Relentless carnage continues in Iraq
A car bomb blast in a crowded shopping area of central Karbala, a holy Shiite city about 70 miles southwest of Baghdad, killed at least 43 people and wounded 55, according to an official at Hussein Hospital in Karbala, CNN reported.
The explosion went off near a bus station and just 200 yards from the Imam Hussein shrine. Iran’s Foreign Ministry spokesman Mohammad-Ali Hosseini called the terrorist attack a “criminal act which is against divine and Islamic values.”
Hosseini expressed sympathy with the Iraqi nation and said the “hideous and suspicious act” targeting ordinary people in Karbala was carried out by agents connected to “foreign organizations” as part of their evil plot to undermine Islamic unity.

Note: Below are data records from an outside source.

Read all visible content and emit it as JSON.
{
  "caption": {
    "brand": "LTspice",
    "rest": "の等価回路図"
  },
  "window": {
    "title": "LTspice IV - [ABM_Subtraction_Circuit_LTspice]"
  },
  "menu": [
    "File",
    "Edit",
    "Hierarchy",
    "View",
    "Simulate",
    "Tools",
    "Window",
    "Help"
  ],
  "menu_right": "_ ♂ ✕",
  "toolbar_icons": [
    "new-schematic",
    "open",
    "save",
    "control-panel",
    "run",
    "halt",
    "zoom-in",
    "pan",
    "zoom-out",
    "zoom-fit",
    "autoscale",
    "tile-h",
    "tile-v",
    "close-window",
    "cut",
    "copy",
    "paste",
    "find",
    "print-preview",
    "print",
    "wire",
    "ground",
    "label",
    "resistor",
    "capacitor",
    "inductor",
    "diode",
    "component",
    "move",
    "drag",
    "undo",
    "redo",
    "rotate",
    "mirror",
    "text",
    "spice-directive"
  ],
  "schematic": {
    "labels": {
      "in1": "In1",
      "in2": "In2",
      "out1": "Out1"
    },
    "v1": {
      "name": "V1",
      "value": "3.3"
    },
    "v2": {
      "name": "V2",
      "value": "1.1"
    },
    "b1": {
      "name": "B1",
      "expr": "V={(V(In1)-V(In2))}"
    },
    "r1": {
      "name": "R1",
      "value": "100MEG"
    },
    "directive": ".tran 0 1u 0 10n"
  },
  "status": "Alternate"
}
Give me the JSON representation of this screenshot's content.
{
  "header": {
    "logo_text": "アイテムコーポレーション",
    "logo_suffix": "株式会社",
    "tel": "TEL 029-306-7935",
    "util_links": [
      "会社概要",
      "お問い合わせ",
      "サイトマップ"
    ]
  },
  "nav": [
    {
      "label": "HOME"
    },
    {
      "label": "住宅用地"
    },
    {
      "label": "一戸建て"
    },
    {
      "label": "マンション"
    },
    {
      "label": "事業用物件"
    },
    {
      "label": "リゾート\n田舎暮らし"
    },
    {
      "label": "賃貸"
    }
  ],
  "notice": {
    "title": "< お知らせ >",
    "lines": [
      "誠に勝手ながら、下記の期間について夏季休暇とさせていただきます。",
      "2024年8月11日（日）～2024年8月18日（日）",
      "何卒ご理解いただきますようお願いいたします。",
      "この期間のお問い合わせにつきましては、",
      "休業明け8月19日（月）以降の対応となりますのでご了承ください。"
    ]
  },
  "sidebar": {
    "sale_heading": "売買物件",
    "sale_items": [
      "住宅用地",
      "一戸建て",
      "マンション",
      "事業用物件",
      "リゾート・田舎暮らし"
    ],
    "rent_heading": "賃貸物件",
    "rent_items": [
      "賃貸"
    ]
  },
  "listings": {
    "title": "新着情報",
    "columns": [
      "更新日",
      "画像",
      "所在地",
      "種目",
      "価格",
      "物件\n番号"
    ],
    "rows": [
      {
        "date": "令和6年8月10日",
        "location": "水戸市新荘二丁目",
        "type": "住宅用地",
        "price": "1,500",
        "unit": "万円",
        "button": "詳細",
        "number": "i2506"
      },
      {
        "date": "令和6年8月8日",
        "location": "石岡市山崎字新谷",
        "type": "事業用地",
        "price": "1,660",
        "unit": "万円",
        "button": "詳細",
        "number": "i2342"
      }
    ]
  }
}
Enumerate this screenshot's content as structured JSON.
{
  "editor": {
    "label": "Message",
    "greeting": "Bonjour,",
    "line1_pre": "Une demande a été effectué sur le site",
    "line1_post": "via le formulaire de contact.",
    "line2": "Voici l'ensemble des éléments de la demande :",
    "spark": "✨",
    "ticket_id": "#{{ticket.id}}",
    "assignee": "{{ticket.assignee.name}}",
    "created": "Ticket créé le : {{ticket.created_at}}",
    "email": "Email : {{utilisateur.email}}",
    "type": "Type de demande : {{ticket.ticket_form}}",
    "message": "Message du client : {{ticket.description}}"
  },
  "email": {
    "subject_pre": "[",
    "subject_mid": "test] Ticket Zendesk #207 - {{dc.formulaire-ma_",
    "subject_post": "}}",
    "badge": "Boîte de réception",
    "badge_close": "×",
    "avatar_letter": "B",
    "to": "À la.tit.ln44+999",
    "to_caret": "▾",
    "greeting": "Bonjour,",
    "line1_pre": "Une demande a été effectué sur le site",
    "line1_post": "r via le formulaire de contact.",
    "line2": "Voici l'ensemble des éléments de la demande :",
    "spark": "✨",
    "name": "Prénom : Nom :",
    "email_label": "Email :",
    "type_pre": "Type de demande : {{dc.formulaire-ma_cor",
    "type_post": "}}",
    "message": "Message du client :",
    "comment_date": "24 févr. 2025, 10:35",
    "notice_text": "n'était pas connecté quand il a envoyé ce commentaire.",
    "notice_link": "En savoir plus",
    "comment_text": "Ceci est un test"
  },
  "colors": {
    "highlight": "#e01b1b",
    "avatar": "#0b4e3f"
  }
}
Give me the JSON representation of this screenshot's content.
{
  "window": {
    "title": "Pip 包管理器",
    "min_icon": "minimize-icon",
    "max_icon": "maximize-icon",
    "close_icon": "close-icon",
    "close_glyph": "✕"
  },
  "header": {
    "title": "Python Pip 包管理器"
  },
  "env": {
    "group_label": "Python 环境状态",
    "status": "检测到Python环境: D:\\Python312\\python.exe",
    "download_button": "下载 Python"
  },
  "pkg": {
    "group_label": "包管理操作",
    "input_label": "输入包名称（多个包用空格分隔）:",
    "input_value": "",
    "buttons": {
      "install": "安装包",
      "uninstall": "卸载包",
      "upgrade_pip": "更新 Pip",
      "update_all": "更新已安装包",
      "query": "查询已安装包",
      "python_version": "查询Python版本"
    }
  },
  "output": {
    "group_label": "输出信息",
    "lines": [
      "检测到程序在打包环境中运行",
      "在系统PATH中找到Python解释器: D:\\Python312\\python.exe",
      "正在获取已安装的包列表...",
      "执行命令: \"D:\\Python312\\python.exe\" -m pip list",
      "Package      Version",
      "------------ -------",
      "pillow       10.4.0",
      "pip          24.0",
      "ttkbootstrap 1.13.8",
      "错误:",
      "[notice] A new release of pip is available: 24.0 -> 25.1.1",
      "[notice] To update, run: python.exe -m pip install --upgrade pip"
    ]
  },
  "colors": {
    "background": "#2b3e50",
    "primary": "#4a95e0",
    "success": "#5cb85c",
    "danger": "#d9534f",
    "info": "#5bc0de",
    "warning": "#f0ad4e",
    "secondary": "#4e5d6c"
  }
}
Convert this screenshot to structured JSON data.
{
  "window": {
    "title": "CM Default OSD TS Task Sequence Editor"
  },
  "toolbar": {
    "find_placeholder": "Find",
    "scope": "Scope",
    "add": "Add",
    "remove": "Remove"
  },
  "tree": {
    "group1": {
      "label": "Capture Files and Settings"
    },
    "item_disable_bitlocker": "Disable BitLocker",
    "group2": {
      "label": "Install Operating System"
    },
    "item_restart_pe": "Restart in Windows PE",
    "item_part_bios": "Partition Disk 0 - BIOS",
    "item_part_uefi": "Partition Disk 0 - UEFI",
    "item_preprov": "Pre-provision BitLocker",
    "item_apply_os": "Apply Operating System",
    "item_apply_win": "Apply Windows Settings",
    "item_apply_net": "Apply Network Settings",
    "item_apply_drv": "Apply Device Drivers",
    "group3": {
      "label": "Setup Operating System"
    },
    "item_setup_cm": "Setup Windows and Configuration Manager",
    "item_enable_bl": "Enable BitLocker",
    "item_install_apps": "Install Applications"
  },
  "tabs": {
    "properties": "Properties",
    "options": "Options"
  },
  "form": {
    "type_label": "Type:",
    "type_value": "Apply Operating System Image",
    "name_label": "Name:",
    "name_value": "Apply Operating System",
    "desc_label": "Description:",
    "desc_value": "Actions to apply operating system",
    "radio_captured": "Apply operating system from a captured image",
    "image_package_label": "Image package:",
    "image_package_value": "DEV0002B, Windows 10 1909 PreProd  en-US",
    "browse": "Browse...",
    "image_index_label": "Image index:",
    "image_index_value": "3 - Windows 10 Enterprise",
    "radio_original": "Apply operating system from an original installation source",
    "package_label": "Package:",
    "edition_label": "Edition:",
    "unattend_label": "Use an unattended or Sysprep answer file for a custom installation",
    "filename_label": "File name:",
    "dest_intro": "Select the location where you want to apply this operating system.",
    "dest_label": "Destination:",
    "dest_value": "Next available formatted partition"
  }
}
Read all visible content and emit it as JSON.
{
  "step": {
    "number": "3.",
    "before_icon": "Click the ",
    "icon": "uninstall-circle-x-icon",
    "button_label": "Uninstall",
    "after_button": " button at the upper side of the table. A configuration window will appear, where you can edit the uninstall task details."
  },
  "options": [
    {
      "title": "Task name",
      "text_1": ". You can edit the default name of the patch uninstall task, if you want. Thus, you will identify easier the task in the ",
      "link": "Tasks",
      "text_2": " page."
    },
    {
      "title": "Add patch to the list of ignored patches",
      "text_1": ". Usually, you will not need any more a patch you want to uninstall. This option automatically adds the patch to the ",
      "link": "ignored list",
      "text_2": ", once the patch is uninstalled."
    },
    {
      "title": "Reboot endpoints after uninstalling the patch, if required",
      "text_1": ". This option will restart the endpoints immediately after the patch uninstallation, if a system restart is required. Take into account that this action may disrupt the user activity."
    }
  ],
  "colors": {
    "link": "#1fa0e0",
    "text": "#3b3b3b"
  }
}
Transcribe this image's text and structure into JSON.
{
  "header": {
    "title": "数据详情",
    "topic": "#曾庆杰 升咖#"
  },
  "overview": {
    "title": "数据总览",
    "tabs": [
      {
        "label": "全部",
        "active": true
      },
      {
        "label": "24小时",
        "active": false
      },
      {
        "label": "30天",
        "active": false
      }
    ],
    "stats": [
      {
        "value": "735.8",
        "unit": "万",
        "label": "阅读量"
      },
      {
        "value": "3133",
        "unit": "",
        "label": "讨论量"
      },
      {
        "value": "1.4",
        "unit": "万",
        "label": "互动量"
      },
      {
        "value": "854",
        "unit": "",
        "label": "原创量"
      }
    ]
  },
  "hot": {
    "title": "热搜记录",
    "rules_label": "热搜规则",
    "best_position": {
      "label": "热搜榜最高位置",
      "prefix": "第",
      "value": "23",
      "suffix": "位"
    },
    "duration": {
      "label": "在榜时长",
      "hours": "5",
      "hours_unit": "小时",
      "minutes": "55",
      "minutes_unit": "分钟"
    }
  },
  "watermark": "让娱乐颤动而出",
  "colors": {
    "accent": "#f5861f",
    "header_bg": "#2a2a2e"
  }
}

In order to avoid the repetition of such violent acts, appropriate steps must be taken, such as promoting unity and vigilance among Iraqis and making efforts to accelerate the withdrawal of the occupiers, the Iranian official opined.
Video of the scene broadcast on Iraqi television showed hundreds of people crowded around the bomb site as emergency workers placed victims in ambulances.
A short time later, a car bomb exploded on the Jadriya bridge, which spans the Tigris River in southern Baghdad, killing at least 10 people and wounding 15 others, Iraqi police said. It was not immediately clear how badly the bridge was damaged.
The Jadriya bridge attack came two days after a suicide car bomb detonated on the Sarafiya bridge, which crosses the Tigris in northern Baghdad, also killing 10 people. Two large sections of the bridge collapsed into the river.
Eleven major bridges cross the Tigris River in Baghdad.
In other violence Saturday morning, a roadside bomb blast that targeted a police patrol in Madaan killed two Iraqi police officers and one civilian. Madaan is about 12 miles southeast of Baghdad. Four police officers and four civilians were also hurt.
Also, gunmen attacked the home of a Sunni member of Iraq's parliament Saturday morning. Five guards were wounded in the half-hour battle at the western Baghdad residence of Adnan al-Dulaimi, the head of the Sunni political party known as the General Conference of People of Iraq.
Five other Iraqis were wounded in two separate roadside bomb explosions in Baghdad.
British soldiers killed eight insurgents who were planting roadside bombs on the outskirts of the southern Iraqi city of Basra Friday night, a statement from the British military said.